Prompt surgical treatment for this pathology is critical to reduce further blood loss and decrease morbidity and mortality. A case by Banaschak et al. in 2014 reported a case of fatal postpartum air embolization following emergency laparotomy, manual compression, and packing of the uterus due to uterine inversion [11]. This case demonstrates the severity of this presentation and importance of immediate definitive management through hysterectomy. The 2020 report by Singh and Ghimire suggests an immediate myomectomy and Haultain's procedure as an alternative to hysterectomy to preserve the uterus and child-bearing capability of the patient [9]. Haultain's procedure involves bisecting the myometrial constriction ring through posterior uterine incisions to prevent inversion [9]. Al Qahtani in 2018 described his case's successful surgical management with a vaginal approach with LigaSure [5]. Similar to the management of our patient, De et al. in 2019 treated their patient's submucosal myoma with a total laparoscopic hysterectomy with successful surgical outcomes [3]. Although our patient consented to a total hysterectomy, the gynecologists elected for a laparoscopic approach to minimize blood loss given the patient was a Jehovah's Witness. This method demonstrated good efficacy and no postoperative complications.
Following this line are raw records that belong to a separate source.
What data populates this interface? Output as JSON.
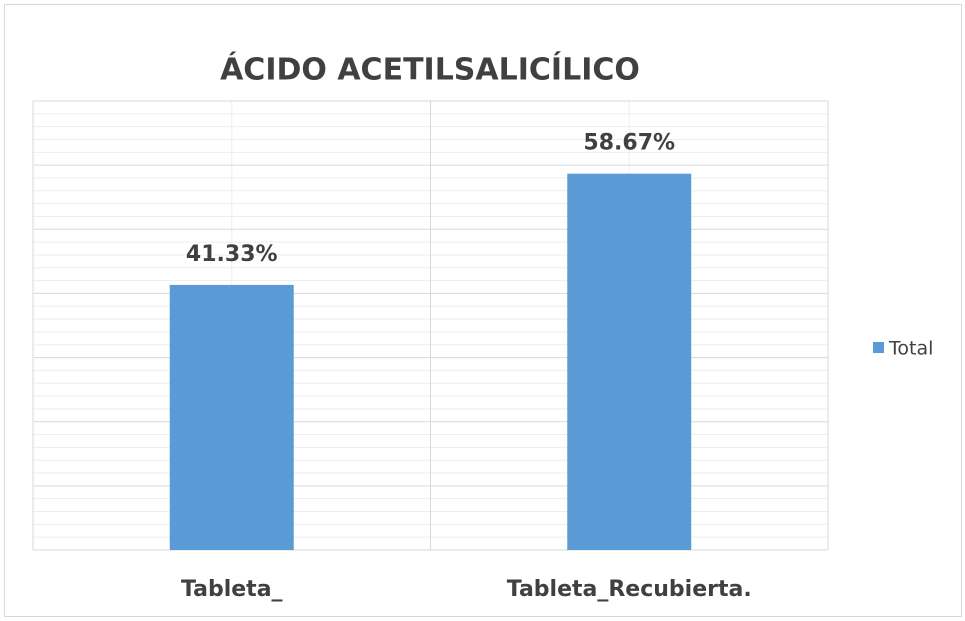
{
  "chart_data": {
    "type": "bar",
    "title": "ÁCIDO ACETILSALICÍLICO",
    "categories": [
      "Tableta_",
      "Tableta_Recubierta."
    ],
    "series": [
      {
        "name": "Total",
        "color": "#5b9bd5",
        "values": [
          41.33,
          58.67
        ]
      }
    ],
    "value_labels": [
      "41.33%",
      "58.67%"
    ],
    "ylim": [
      0,
      70
    ],
    "yticks": [
      0,
      10,
      20,
      30,
      40,
      50,
      60,
      70
    ],
    "grid": true,
    "legend": "right"
  }
}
Alternative etiologies for uterine inversion, such as neoplastic causes, must be considered in the nonpuerperal setting. Lupovitch et al. in 2005 presented a case of a 26-year-old with uterine inversion secondary to uterine sarcoma [12]. Occhionero et al. described a similar case of a uterine inversion secondary to Müllerian uterine adenosarcoma in a 62-year-old patient [13]. In contrast, Gomez-Lobo et al. in 2008 published a case of an adolescent female with uterine inversion secondary to immature teratoma [14]. Lastly, Moulding and Hawnaur presented a case of nonpuerperal uterine inversion due to endometrial carcinoma in a 52-year-old [15]. These cases demonstrate the importance of accurate diagnosis through imaging and clinical examination to efficiently rule out malignant pathology.

In summary, we present a rare case of nonpuerperal complete uterine inversion secondary to a large submucosal leiomyoma in a multiparous patient presenting with a 6-week history of subacute abnormal uterine bleeding followed by an acute presentation of increased blood loss upon admission. Her Jehovah's Witness status complicated clinical decision making, however utilization of cell saver and a laparoscopic approach to a total hysterectomy were effective in improving outcomes and minimizing blood loss. Abdominal ultrasound was a useful imaging modality for describing the anomaly, and findings were confirmed with CT. In our case, an MRI was not required. The differential for abnormal uterine bleeding and sharp abdominal pain should be expanded to include uterine inversion, even in patients who are not postpartum, and particularly if there is a known history of uterine fibroids.